Top Quote France has announced $16 billion in new taxes to ensure it reaches its deficit-reduction targets, while Europe is suffering a steady stream of poor economic news. End Quote
  • (1888PressRelease) August 30, 2011 - The government of France acknowledged Wednesday that the country's economy is slowing and announced $16 billion in new taxes to ensure it reaches its deficit-reduction targets. The measures, including higher income taxes on high-wage earners and stiffer levies on alcohol, tobacco and soda, come as the country tries to safeguard its AAA credit rating - something considered critical to the stability of the 17-nation euro zone. The French government is to impose an extra tax of 3% on annual income above 500,000 euros (£440,000; $721,000). It is part of a package of measures to try to cut the country's deficit by 12bn euros over two years. The tax increase came after some of France's wealthiest people had called on the government to tackle its deficit by raising taxes on the rich.

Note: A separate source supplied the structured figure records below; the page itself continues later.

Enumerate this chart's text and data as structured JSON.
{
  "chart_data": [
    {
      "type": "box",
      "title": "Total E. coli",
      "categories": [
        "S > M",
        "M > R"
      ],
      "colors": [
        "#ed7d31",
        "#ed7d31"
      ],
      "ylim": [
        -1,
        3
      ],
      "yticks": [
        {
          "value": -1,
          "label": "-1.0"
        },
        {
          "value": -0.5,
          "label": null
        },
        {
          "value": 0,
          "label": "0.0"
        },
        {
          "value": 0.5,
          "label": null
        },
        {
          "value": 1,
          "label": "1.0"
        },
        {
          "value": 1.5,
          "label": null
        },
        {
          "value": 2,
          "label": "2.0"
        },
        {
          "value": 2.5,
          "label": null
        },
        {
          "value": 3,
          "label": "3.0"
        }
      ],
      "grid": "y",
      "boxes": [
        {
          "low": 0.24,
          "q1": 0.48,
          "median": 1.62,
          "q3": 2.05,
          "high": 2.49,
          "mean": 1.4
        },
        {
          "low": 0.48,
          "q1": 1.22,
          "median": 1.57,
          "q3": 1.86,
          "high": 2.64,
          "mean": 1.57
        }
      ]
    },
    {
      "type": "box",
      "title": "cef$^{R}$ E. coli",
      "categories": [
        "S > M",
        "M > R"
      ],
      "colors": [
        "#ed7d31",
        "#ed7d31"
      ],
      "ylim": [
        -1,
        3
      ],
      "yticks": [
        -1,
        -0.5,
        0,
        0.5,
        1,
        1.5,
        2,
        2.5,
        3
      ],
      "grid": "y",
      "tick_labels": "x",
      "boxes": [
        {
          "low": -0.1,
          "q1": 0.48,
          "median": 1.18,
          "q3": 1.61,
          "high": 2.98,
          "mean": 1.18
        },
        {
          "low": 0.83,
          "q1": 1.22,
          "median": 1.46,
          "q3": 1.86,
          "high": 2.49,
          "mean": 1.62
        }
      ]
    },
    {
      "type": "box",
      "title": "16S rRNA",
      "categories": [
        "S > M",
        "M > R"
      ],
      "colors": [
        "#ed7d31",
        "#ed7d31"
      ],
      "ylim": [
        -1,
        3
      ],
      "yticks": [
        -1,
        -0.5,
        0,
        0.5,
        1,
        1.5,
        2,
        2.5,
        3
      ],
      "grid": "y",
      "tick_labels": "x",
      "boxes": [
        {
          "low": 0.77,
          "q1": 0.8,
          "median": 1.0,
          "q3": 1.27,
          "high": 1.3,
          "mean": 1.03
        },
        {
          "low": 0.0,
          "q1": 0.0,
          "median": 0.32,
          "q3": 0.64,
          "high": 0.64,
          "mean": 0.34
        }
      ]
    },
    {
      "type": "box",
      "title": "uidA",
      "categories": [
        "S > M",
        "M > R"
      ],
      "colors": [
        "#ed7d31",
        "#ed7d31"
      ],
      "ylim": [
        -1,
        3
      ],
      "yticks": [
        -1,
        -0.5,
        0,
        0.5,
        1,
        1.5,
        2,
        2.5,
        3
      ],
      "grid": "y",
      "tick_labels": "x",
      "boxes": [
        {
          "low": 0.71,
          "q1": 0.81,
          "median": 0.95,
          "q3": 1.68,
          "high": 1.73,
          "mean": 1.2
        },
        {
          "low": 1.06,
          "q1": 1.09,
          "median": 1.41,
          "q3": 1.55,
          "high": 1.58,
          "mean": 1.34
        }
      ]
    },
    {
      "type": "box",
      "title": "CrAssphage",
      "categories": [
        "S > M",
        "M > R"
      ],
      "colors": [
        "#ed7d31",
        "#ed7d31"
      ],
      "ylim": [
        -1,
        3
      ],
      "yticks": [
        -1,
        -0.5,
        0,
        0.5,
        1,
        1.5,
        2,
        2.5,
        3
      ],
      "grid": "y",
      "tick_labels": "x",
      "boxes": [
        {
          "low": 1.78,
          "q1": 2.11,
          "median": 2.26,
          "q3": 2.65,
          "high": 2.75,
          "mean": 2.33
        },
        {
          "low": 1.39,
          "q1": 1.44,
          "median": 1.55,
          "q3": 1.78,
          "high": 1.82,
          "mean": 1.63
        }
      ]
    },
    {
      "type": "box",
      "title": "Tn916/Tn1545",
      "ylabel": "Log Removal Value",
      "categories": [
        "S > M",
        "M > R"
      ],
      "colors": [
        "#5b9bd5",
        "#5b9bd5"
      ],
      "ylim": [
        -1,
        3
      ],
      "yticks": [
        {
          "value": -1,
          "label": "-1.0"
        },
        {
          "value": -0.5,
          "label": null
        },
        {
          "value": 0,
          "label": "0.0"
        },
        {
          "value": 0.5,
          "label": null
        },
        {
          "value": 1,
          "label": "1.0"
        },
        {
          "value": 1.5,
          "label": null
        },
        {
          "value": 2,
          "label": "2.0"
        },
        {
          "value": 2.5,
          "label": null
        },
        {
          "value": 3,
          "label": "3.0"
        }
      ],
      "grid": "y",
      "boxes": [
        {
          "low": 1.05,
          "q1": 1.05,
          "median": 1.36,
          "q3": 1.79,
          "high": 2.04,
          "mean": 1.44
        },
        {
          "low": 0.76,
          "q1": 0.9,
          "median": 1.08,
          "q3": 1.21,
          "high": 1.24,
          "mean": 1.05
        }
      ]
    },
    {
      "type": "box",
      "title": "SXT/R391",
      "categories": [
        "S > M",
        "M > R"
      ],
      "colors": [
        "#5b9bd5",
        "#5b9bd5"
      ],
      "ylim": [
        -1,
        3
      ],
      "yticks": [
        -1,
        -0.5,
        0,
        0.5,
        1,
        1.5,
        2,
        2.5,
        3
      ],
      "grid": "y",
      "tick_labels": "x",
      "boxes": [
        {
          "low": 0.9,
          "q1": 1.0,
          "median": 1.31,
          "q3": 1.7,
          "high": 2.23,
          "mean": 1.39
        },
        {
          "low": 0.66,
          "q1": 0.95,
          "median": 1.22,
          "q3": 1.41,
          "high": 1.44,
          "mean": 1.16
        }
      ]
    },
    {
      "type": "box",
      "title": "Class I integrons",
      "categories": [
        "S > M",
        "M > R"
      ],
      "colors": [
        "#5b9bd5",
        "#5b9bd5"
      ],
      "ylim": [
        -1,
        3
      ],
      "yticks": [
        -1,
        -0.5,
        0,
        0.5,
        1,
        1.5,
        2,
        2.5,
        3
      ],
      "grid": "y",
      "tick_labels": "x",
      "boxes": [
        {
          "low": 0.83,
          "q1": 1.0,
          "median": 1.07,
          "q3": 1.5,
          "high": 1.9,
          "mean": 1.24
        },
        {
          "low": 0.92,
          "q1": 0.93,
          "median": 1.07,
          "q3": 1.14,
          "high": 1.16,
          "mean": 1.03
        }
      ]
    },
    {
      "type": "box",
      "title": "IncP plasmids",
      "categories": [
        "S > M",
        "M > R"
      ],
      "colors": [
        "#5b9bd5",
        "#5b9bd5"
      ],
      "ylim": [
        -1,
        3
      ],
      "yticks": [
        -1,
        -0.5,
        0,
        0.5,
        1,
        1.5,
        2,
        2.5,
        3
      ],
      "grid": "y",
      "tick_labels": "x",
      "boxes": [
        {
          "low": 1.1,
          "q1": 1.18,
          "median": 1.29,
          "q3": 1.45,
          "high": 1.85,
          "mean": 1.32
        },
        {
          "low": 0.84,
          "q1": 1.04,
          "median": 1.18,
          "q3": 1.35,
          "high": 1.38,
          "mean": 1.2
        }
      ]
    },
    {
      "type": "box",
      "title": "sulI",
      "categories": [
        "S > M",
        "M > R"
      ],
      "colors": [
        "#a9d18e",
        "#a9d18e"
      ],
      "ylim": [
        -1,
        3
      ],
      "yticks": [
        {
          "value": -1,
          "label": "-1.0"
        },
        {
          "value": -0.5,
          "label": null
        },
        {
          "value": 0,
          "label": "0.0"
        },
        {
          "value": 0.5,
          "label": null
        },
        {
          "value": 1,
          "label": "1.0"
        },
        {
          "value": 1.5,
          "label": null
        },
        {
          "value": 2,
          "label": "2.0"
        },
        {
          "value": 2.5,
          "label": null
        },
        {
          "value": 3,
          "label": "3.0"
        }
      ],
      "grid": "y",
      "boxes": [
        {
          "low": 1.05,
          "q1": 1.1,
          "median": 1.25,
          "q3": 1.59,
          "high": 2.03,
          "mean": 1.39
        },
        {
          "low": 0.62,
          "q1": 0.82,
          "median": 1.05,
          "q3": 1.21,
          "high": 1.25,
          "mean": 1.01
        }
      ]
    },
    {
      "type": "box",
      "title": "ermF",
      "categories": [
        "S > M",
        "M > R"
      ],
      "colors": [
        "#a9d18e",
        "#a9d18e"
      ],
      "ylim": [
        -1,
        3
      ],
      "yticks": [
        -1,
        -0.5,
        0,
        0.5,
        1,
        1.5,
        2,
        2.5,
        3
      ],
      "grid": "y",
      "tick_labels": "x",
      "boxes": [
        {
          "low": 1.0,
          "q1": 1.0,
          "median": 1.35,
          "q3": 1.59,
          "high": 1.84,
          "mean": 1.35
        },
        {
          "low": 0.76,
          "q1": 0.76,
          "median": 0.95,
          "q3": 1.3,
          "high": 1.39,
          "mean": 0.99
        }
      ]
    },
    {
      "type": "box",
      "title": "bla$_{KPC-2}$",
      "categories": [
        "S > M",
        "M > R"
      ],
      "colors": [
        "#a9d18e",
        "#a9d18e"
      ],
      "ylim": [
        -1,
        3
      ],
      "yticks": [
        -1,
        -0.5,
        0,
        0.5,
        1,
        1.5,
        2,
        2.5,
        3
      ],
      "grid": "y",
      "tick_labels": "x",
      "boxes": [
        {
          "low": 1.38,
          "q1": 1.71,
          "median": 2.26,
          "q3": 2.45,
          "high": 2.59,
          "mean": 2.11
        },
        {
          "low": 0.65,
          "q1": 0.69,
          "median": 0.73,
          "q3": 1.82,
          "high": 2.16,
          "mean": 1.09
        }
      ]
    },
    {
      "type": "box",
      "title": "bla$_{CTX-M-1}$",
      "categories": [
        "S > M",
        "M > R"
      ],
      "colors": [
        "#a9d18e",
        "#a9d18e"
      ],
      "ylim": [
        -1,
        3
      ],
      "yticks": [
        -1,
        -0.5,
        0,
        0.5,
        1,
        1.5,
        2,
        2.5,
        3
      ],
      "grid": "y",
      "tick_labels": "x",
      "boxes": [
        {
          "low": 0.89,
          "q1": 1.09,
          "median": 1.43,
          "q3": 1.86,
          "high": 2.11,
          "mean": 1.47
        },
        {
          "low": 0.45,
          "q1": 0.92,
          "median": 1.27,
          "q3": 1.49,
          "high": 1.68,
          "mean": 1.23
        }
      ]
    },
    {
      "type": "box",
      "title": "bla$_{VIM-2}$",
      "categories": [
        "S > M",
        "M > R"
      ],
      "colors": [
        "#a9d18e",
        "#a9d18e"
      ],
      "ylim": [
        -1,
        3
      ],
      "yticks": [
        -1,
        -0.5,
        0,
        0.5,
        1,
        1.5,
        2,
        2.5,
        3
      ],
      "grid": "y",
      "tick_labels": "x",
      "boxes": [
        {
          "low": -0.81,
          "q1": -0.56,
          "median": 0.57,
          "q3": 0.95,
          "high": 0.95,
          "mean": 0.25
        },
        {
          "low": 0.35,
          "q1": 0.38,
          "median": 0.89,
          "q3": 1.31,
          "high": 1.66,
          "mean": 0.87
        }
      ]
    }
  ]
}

    Paris has reduced its economic growth forecast for 2012 to 1.75% from a previous 2.25%. Emergency programs put together for Greece, Ireland and Portugal - and potentially needed to help Spain and Italy - hinge on the region's stronger economies and their ability to borrow money at the lowest possible rates. As growth slackens, countries will find it harder to control the government deficits that have undermined confidence in the region. Yet the additional cuts and tax increases required to meet budget targets can slow growth even more.

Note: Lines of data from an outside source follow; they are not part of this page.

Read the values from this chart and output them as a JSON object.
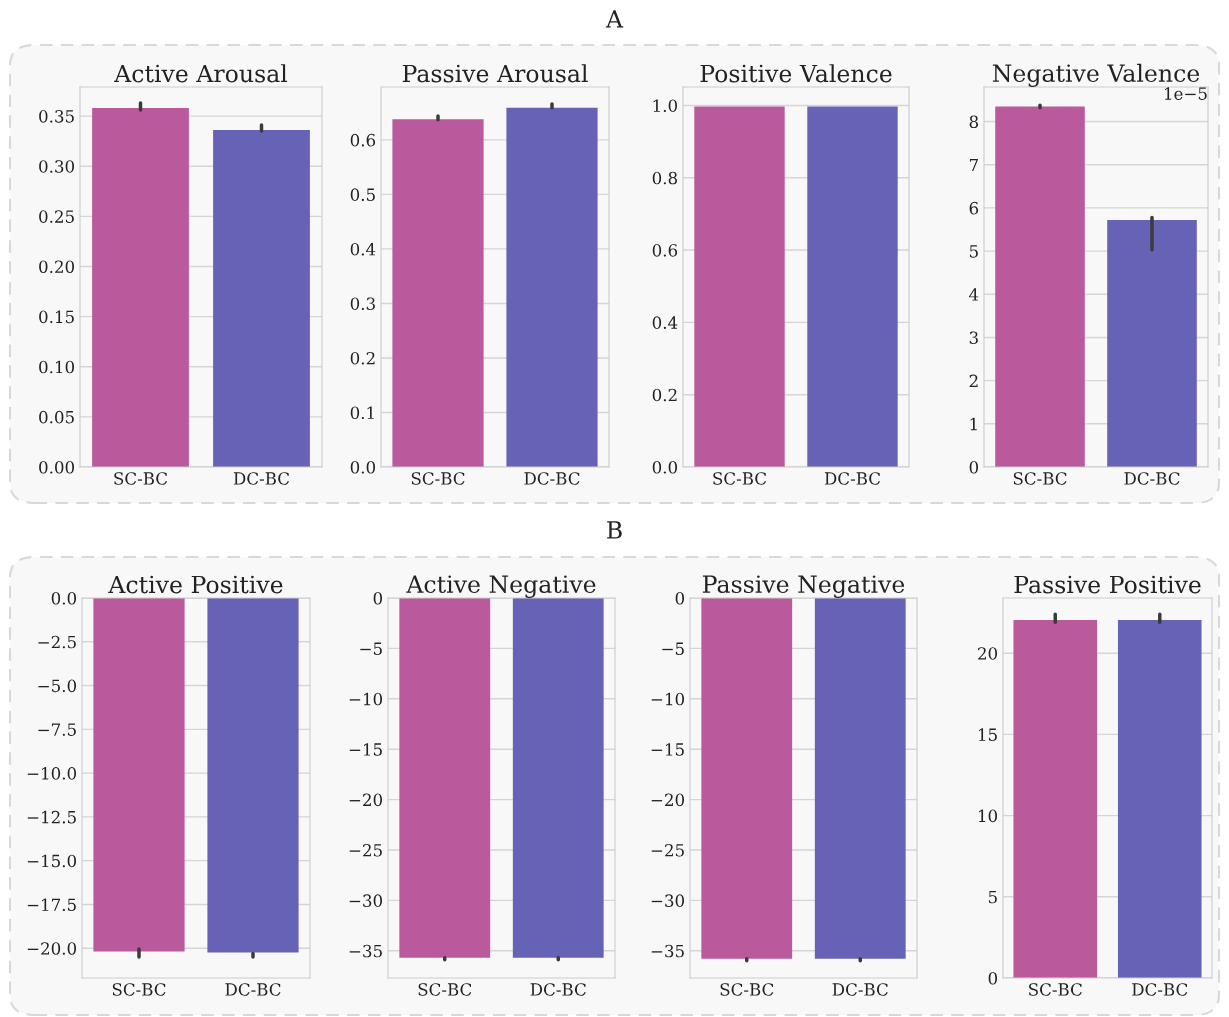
{
  "chart_data": [
    {
      "type": "bar",
      "title": "Active Arousal",
      "annotations": [
        "A"
      ],
      "categories": [
        "SC-BC",
        "DC-BC"
      ],
      "values": [
        0.358,
        0.336
      ],
      "colors": [
        "#ba5a9c",
        "#6662b5"
      ],
      "errors": [
        [
          0.356,
          0.363
        ],
        [
          0.335,
          0.341
        ]
      ],
      "ylim": [
        0,
        0.379
      ],
      "yticks": [
        {
          "value": 0,
          "label": "0.00"
        },
        0.05,
        {
          "value": 0.1,
          "label": "0.10"
        },
        0.15,
        {
          "value": 0.2,
          "label": "0.20"
        },
        0.25,
        {
          "value": 0.3,
          "label": "0.30"
        },
        0.35
      ],
      "grid": "y"
    },
    {
      "type": "bar",
      "title": "Passive Arousal",
      "categories": [
        "SC-BC",
        "DC-BC"
      ],
      "values": [
        0.638,
        0.659
      ],
      "colors": [
        "#ba5a9c",
        "#6662b5"
      ],
      "errors": [
        [
          0.637,
          0.644
        ],
        [
          0.659,
          0.666
        ]
      ],
      "ylim": [
        0,
        0.697
      ],
      "yticks": [
        {
          "value": 0,
          "label": "0.0"
        },
        0.1,
        0.2,
        0.3,
        0.4,
        0.5,
        0.6
      ],
      "grid": "y"
    },
    {
      "type": "bar",
      "title": "Positive Valence",
      "categories": [
        "SC-BC",
        "DC-BC"
      ],
      "values": [
        0.997,
        0.997
      ],
      "colors": [
        "#ba5a9c",
        "#6662b5"
      ],
      "ylim": [
        0,
        1.051
      ],
      "yticks": [
        {
          "value": 0,
          "label": "0.0"
        },
        0.2,
        0.4,
        0.6,
        0.8,
        {
          "value": 1,
          "label": "1.0"
        }
      ],
      "grid": "y"
    },
    {
      "type": "bar",
      "title": "Negative Valence",
      "annotations": [
        "1e−5"
      ],
      "categories": [
        "SC-BC",
        "DC-BC"
      ],
      "values": [
        8.35,
        5.72
      ],
      "colors": [
        "#ba5a9c",
        "#6662b5"
      ],
      "errors": [
        [
          8.32,
          8.38
        ],
        [
          5.03,
          5.78
        ]
      ],
      "ylim": [
        0,
        8.8
      ],
      "yticks": [
        0,
        1,
        2,
        3,
        4,
        5,
        6,
        7,
        8
      ],
      "grid": "y"
    },
    {
      "type": "bar",
      "title": "Active Positive",
      "annotations": [
        "B"
      ],
      "categories": [
        "SC-BC",
        "DC-BC"
      ],
      "values": [
        -20.18,
        -20.25
      ],
      "colors": [
        "#ba5a9c",
        "#6662b5"
      ],
      "errors": [
        [
          -20.5,
          -20.05
        ],
        [
          -20.5,
          -20.3
        ]
      ],
      "ylim": [
        -21.7,
        0
      ],
      "yticks": [
        {
          "value": -20,
          "label": "−20.0"
        },
        {
          "value": -17.5,
          "label": "−17.5"
        },
        {
          "value": -15,
          "label": "−15.0"
        },
        {
          "value": -12.5,
          "label": "−12.5"
        },
        {
          "value": -10,
          "label": "−10.0"
        },
        {
          "value": -7.5,
          "label": "−7.5"
        },
        {
          "value": -5,
          "label": "−5.0"
        },
        {
          "value": -2.5,
          "label": "−2.5"
        },
        {
          "value": 0,
          "label": "0.0"
        }
      ],
      "grid": "y"
    },
    {
      "type": "bar",
      "title": "Active Negative",
      "categories": [
        "SC-BC",
        "DC-BC"
      ],
      "values": [
        -35.7,
        -35.7
      ],
      "colors": [
        "#ba5a9c",
        "#6662b5"
      ],
      "errors": [
        [
          -35.9,
          -35.7
        ],
        [
          -35.9,
          -35.7
        ]
      ],
      "ylim": [
        -37.7,
        0
      ],
      "yticks": [
        {
          "value": -35,
          "label": "−35"
        },
        {
          "value": -30,
          "label": "−30"
        },
        {
          "value": -25,
          "label": "−25"
        },
        {
          "value": -20,
          "label": "−20"
        },
        {
          "value": -15,
          "label": "−15"
        },
        {
          "value": -10,
          "label": "−10"
        },
        {
          "value": -5,
          "label": "−5"
        },
        0
      ],
      "grid": "y"
    },
    {
      "type": "bar",
      "title": "Passive Negative",
      "categories": [
        "SC-BC",
        "DC-BC"
      ],
      "values": [
        -35.8,
        -35.8
      ],
      "colors": [
        "#ba5a9c",
        "#6662b5"
      ],
      "errors": [
        [
          -36.0,
          -35.8
        ],
        [
          -36.0,
          -35.8
        ]
      ],
      "ylim": [
        -37.7,
        0
      ],
      "yticks": [
        {
          "value": -35,
          "label": "−35"
        },
        {
          "value": -30,
          "label": "−30"
        },
        {
          "value": -25,
          "label": "−25"
        },
        {
          "value": -20,
          "label": "−20"
        },
        {
          "value": -15,
          "label": "−15"
        },
        {
          "value": -10,
          "label": "−10"
        },
        {
          "value": -5,
          "label": "−5"
        },
        0
      ],
      "grid": "y"
    },
    {
      "type": "bar",
      "title": "Passive Positive",
      "categories": [
        "SC-BC",
        "DC-BC"
      ],
      "values": [
        22.05,
        22.05
      ],
      "colors": [
        "#ba5a9c",
        "#6662b5"
      ],
      "errors": [
        [
          21.9,
          22.4
        ],
        [
          21.9,
          22.4
        ]
      ],
      "ylim": [
        0,
        23.4
      ],
      "yticks": [
        0,
        5,
        10,
        15,
        20
      ],
      "grid": "y"
    }
  ]
}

    French Prime Minister François Fillon also announced a partial reversal of a much-trumpeted 2007 law exempting workers and employers from taxes on overtime pay. He said the new tax would remain in place until France reduces its budget deficit back under the EU's intended limit of 3% of GDP, which should occur in 2013. France plans to trim its public deficit to 5.7 % this year, 4.6 % next year and 3% in 2013.

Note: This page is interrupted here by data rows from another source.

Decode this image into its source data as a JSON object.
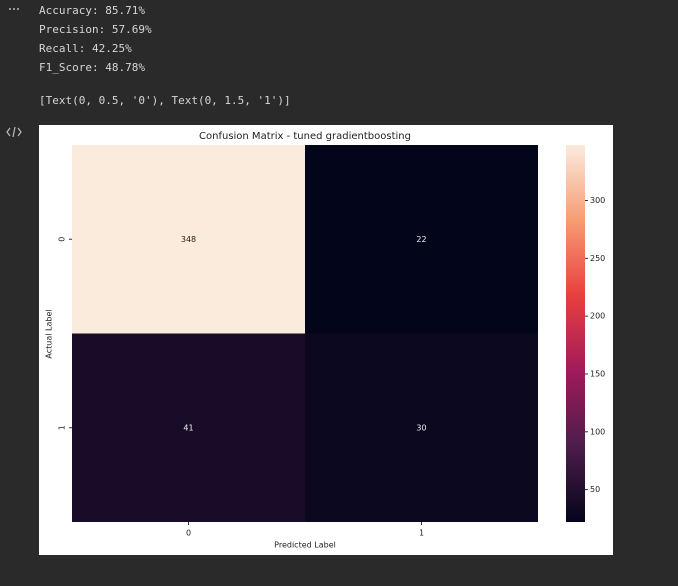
{
  "output": {
    "metrics": [
      "Accuracy: 85.71%",
      "Precision: 57.69%",
      "Recall: 42.25%",
      "F1_Score: 48.78%"
    ],
    "repr": "[Text(0, 0.5, '0'), Text(0, 1.5, '1')]"
  },
  "chart_data": {
    "type": "heatmap",
    "title": "Confusion Matrix - tuned gradientboosting",
    "x_label": "Predicted Label",
    "y_label": "Actual Label",
    "x_categories": [
      "0",
      "1"
    ],
    "y_categories": [
      "0",
      "1"
    ],
    "values": [
      [
        348,
        22
      ],
      [
        41,
        30
      ]
    ],
    "clim": [
      22,
      348
    ],
    "cticks": [
      50,
      100,
      150,
      200,
      250,
      300
    ],
    "colormap": [
      "#03051a",
      "#4c1d4b",
      "#a11a5b",
      "#e83f3f",
      "#f69c73",
      "#faebdd"
    ]
  }
}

    The International Monetary Fund's most recent analysis of the French economy noted that among Europe's AAA-rated countries, France had the greatest total outstanding debt, worth more than 80 percent of the country's gross domestic product. Slower growth or missed budget targets could, within five years, put the figure close to 100 percent. The fund said France "cannot risk" such a path if it wants to maintain a credit rating that will help it underpin the euro zone economy. France is the second-largest economy in the euro zone, behind Germany, and is responsible for about 20 percent of the funding for the $600 billion rescue program set up for weaker euro zone nations. As France imposes the new austerity measures, Europe is suffering a steady stream of poor economic news. On Tuesday, Swiss banking giant UBS announced steep job cuts and Germany showed a sharp drop in a measure of the nation's business confidence. Italy recently announced even deeper cuts than in France. Italy is the euro area's largest debtor and is considered too large a nation to rescue if it runs into trouble.